As researchers continue to ferret out new potential symptoms and modes of transmission for COVID-19, a new study from Johns Hopkins University suggests the ocular surface is susceptible to infection and could serve as a portal of entry via exposure to aerosolized droplets or hand-eye contact. The researchers also claim the eye could act as a reservoir for person-to-person transmission, which underscores the importance of safety practices, including face masks, and ocular contact precautions to prevent the disease’s spread.1
The investigation, which the outlet bioRxiv published online prior to peer review, reports that the key cell surface receptor for COVID-19 (called ACE2), which binds to its viral spike protein, is expressed on human eyes. This makes them susceptible to COVID-19. The researchers also purport the eyes and conjunctivas used in their study expressed TMPRSS2, a cell surface-associated protease that facilitates viral entry following binding of the viral spike protein to ACE2.1
“The diffuse expression of ACE2 and TMPRSS2 on the ocular surface of multiple specimens is quite striking and supports the concept that it can be infected by SARS-CoV-2,” says researcher and ophthalmic pathologist Charles Eberhart, MD, PhD, of Johns Hopkins University.
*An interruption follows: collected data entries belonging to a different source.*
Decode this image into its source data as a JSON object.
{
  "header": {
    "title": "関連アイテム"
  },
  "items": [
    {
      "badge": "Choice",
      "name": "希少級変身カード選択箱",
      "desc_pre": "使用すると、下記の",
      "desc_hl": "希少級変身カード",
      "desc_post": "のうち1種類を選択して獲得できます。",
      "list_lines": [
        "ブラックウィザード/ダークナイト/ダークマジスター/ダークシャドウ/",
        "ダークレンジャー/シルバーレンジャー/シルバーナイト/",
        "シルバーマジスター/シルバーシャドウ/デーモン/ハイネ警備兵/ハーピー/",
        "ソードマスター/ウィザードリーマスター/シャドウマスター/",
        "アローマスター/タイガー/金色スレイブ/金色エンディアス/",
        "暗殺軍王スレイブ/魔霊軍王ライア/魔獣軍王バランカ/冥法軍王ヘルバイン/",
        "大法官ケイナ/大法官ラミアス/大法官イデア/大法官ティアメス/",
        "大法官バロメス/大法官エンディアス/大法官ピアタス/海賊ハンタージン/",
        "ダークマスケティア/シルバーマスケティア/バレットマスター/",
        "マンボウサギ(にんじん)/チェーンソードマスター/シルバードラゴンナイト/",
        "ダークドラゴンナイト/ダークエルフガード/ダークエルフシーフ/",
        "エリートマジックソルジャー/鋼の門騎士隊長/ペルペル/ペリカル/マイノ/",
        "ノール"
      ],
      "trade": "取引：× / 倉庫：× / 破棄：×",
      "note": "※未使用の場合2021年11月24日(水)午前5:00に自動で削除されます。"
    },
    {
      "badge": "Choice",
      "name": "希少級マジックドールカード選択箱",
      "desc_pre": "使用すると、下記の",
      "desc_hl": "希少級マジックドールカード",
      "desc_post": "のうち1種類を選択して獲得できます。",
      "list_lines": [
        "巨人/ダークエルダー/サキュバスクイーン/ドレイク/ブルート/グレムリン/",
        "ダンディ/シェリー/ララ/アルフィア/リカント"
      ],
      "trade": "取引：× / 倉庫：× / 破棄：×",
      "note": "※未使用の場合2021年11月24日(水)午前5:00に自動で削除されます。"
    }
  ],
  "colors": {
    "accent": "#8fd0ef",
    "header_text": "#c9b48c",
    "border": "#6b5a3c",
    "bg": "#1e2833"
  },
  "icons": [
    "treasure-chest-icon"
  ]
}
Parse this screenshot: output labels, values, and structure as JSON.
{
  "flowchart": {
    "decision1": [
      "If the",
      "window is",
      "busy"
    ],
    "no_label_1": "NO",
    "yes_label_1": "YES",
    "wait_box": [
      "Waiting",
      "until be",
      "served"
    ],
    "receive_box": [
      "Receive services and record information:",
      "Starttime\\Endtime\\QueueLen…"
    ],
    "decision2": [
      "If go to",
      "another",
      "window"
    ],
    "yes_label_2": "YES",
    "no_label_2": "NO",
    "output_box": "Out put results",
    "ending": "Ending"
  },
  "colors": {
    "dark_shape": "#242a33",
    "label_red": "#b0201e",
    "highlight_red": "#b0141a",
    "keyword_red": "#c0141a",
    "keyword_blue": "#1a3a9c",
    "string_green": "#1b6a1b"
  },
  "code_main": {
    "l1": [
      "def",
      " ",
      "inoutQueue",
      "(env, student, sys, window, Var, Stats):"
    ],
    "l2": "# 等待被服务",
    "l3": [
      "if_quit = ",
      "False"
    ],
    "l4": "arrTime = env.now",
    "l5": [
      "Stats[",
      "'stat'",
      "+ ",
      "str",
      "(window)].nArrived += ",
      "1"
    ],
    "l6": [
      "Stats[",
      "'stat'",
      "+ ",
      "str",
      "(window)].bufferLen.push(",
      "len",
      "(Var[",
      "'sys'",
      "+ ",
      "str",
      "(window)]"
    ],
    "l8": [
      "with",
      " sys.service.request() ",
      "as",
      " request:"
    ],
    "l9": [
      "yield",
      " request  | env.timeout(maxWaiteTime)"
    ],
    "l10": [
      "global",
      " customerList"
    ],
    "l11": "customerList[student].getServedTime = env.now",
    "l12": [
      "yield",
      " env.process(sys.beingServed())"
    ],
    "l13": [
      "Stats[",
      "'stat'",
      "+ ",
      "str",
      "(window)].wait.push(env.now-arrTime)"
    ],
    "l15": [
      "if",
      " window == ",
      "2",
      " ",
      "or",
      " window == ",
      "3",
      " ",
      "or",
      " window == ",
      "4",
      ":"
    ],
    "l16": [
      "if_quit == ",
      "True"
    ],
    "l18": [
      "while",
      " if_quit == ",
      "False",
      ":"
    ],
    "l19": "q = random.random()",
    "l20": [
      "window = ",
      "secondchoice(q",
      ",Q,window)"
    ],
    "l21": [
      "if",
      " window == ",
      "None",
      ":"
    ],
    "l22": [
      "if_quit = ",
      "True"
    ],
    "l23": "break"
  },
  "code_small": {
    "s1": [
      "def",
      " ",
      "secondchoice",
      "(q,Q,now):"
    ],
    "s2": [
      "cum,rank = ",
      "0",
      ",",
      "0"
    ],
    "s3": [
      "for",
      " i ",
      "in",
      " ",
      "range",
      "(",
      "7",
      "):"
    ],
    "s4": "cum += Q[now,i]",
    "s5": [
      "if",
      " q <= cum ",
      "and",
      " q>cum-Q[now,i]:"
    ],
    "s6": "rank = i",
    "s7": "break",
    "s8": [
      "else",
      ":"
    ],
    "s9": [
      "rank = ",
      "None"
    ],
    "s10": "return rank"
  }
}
The team from Johns Hopkins analyzed 10 human post-mortem eyes as well as specimens collected from surgeries for the expression of ACE2 and TMPRSS2. None of the specimens were from people with diagnosed with COVID-19.1
Across all eye specimens, immunohistochemical analysis revealed expression of ACE2 in the conjunctiva, limbus and cornea, with especially prominent staining in the superficial conjunctival and corneal epithelial surface. Surgical conjunctival specimens also showed expression of ACE2 in the conjunctival epithelium, particularly in the superficial epithelium and substantia propria. All eye and conjunctival specimens also expressed TMPRSS2.1
The investigators also conducted western blot analysis of protein lysates from human corneal epithelium obtained during refractive surgery that confirmed expression of ACE2 and TMPRSS2.1
The susceptibility of the conjunctiva to infection with SARS-CoV-2 provides further context for published clinical studies, the researchers said. COVID-19 is often associated with conjunctival manifestations including conjunctivitis, which was present in about 30% of one clinical study of COVID-19, they added.2
The presence of ACE2 and TMPRSS2 in conjunctival and corneal epithelial cells supports the theory that the ocular surface could be a secondary site of infection following the respiratory tract or possibly even as the initial entry point, the investigators noted. Infection of ocular surface cells could lead to the eye being an important carrier, with ocular virus shedding constituting a significant mechanism for infection of other individuals, they added.1
The study also highlighted the importance of safety practices in the general community to prevent infection and spread such as proper hygiene, wearing face masks and the need for extra caution among eye care practitioners.1
bioRxiv reminds readers that these are preliminary reports that have yet to go through a peer review process; thus, clinicians should not consider the information as conclusive, nor should it guide clinical practice/health-related behavior.3
1. Zhou L, Xu Z, Castiglione GM, et al. ACE2 and TMPRSS2 are expressed on the human ocular surface, suggesting susceptibility to SARS-CoV-2 infection. bioRxiv. May 9, 2020 [Epub, ahead of print].
2. Wu P, Duan F, Luo C, et al. Characteristics of ocular findings of patients with
coronavirus disease 2019 (COVID-19) in Hubei Province, China. JAMA Ophthalmol. March 31, 2020. [Epub ahead of print].
3. COVID-19 SARS-CoV-2 preprints from medRxiv and bioRxiv. bioRxiv. connect.biorxiv.org/relate/content/181. Accessed May 19, 2020.